But from Balanchine’s friend Slonimsky we know that the Dmitriev group gradually grew disenchanted with Goleizovsky. Another comparatively brief surge of interest came for the dance experiments of two other Muscovites—Lev Lukin (who, like Goleizovsky, choreographed erotic numbers to avant-garde music like Prokofiev’s “Sarcasms”) and Nikolai Foregger. Resembling the film actor Harold Lloyd in his horn-rimmed glasses, the tranquil and elegant Foregger gained fame as a creator of “mechanical dances,” or “dances of machines,” in which the performers imitated the work of complex, fantastic mechanisms. The lasting impressions from Foregger’s productions undoubtedly were reflected later in Balanchine’s Prodigal Son, with music by Prokofiev, which was premiered by the Diaghilev company in Paris in 1929.

But Balanchine soon had a new idol—the Petrograd choreographer Fyodor Lopukhov. Slonimsky wrote,

The revolution brought Lopukhov out of anonymity. If not for the revolution, Lopukhov would have perished in the stifling atmosphere and stagnation of the imperial theater of the early twentieth century.100

In 1922, when it became clear that Fokine, who had emigrated to the West, would not return to the Maryinsky Theater, Lopukhov became the artistic director of the ballet troupe. An enthusiast and dreamer always in pursuit of one idea or another, Lopukhov tried to involve the whole company in his bold experiments:

In the evenings, at the theater, he got into fierce arguments with young people in the artists’ box or sat backstage on a stepladder like a huddled, skinny bird, and reacted violently to what was happening: approving some, encouraging others, ruthlessly criticizing those who made even trifling mistakes.101

Lopukhov, whose sister, Lydia, was a star in the Diaghilev ballet and married the famous economist Lord Keynes, was a quintessential Petersburg avant-gardist, that is, the desire “to change everything” coexisted within him with a profound respect for the old masters, especially Petipa, whom Lopukhov adored. Lopukhov began his career as head of the Maryinsky ballet with a revival of the Petipa-Tchaikovsky Sleeping Beauty, and the following year he revived The Nutcracker. He introduced some changes in both productions, and the debates about the suitability of those changes polarized Petrograd’s ballet world.

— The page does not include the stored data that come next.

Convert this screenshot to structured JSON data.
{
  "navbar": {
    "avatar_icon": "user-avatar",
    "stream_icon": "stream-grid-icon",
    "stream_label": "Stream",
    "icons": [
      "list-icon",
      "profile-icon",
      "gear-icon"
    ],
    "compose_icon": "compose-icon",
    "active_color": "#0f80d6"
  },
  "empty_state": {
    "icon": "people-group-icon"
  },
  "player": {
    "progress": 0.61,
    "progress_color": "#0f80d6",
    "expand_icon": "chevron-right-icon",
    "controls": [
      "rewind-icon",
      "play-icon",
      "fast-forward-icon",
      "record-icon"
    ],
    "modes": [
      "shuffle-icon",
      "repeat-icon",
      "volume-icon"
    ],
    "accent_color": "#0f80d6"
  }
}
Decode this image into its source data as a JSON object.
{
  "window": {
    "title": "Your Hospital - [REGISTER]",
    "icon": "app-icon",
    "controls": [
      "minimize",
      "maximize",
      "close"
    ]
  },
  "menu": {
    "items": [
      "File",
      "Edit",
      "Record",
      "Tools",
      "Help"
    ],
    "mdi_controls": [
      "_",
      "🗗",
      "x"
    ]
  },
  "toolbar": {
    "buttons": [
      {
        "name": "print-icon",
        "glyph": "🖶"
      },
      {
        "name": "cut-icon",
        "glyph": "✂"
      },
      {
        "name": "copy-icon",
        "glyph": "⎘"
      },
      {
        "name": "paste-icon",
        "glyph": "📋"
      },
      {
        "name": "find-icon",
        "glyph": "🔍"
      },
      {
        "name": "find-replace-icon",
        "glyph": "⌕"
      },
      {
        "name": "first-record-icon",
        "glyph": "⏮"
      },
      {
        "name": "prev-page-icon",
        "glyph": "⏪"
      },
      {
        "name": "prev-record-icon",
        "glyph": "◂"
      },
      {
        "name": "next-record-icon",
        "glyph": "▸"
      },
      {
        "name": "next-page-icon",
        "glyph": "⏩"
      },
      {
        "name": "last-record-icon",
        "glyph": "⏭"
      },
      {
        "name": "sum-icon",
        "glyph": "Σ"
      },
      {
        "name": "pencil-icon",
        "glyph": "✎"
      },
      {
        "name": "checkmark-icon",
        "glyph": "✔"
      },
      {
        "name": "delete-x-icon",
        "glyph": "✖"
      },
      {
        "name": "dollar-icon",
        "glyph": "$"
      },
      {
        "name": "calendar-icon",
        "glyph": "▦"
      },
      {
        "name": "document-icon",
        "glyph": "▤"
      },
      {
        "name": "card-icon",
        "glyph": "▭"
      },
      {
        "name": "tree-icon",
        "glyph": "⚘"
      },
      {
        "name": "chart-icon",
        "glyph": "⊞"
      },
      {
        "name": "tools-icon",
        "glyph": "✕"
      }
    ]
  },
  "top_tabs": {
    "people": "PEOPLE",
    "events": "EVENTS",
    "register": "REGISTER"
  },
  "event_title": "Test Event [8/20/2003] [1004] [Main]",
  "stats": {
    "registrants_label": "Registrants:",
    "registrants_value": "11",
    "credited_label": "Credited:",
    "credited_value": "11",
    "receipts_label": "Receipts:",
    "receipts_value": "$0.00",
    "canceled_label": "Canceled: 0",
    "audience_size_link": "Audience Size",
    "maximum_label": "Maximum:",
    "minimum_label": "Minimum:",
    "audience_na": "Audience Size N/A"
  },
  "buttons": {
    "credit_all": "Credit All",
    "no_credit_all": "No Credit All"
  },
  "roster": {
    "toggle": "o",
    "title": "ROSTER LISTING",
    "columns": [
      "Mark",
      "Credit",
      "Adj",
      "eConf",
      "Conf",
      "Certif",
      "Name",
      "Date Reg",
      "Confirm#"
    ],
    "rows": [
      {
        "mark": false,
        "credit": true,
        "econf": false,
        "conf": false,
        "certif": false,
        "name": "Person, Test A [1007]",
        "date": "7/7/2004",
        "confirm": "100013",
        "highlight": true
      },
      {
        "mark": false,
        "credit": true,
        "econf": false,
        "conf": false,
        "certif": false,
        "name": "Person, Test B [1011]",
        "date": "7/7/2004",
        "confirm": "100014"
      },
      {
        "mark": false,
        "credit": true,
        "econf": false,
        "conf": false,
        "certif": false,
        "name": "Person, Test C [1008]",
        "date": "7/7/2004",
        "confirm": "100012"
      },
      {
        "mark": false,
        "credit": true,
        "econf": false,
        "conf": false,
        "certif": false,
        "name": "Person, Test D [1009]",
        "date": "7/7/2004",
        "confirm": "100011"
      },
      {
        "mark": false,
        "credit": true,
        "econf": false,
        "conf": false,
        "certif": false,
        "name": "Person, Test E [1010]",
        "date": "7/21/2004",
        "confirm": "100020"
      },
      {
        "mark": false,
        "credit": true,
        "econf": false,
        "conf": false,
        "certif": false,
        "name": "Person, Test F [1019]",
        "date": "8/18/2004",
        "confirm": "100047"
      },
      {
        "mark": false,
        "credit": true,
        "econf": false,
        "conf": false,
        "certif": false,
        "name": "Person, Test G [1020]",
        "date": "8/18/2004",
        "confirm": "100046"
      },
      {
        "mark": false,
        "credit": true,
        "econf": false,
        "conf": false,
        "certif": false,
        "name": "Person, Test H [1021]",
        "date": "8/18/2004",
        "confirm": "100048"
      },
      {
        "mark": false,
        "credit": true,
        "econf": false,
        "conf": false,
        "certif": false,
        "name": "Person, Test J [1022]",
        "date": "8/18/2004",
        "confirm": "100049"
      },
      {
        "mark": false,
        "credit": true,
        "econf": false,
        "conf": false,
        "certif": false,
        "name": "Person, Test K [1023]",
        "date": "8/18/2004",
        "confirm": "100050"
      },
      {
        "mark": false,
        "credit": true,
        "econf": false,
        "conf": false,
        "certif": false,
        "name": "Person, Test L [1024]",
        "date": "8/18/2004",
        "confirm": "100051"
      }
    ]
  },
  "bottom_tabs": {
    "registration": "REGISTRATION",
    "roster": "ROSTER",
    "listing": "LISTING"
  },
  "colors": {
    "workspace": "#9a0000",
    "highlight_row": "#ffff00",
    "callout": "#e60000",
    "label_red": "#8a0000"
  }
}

Balanchine naturally sided with Lopukhov. Besides, even the head of Mir iskusstva, Benois, wrote an article called “Piety or Sacrilege,” reflecting the heat of the debate, in which he announced that the old ballets must not be treated like “embalmed remains.” Benois, a passionate fan of Sleeping Beauty, had been rather pleased: Lopukhov’s pastiches were so close to the original that to this day some of them (for instance, the Lilac Fairy’s variations) are performed throughout the world as the work of Petipa himself.

Volynsky, who plotted in vain to have Lopukhov dismissed from his position in order to take his place, responded to Lopukhov’s revisions of Petipa’s ballets with a vitriolic article entitled “Lousy House Painter,” referring to Pushkin’s famous lines:

It’s not funny, when a lousy house painter

Ruins Raphael’s Madonna for me.

Volynsky spewed forth even greater invective over Lopukhov’s Grandeur of the Universe, to the music of Beethoven’s Fourth Symphony—a unique attempt at a new ballet genre, which the choreographer called tantssimfonia (dance symphony). Lopukhov’s idea, which he had started to work on in 1916, was that the leading elements of ballet should be the classic dance in its most intricate and complex form, based on great symphonic music without resorting to what Lopukhov considered distracting literary plots, elaborate scenery, and sumptuous costumes. Balanchine later introduced similar asceticism in his New York productions.

Lopukhov began rehearsing his tantssimfonia in the summer of 1922 with a group of young enthusiasts that included Balanchine, Danilova, and Pyotr Gusev. His production brought out, to the music of Beethoven’s opening adagio, eight young men bathed in blue light, who slowly walked past the viewers, one hand covering their eyes, the other extended forward. A chain of eight young women followed the men. Lopukhov explained that this symbolized “The Birth of Light.” Then came “The Birth of the Sun.” Later in tantssimfonia Lopukhov commented on the idea of evolution with rather abstract dance patterns of the “Pithecanthropuses,” “Butterflies,” and “Birds.” The Grandeur of the Universe ended with “Perpetuum Mobile,” in which all the participants, now in red light, formed a spiral symbolizing the universe.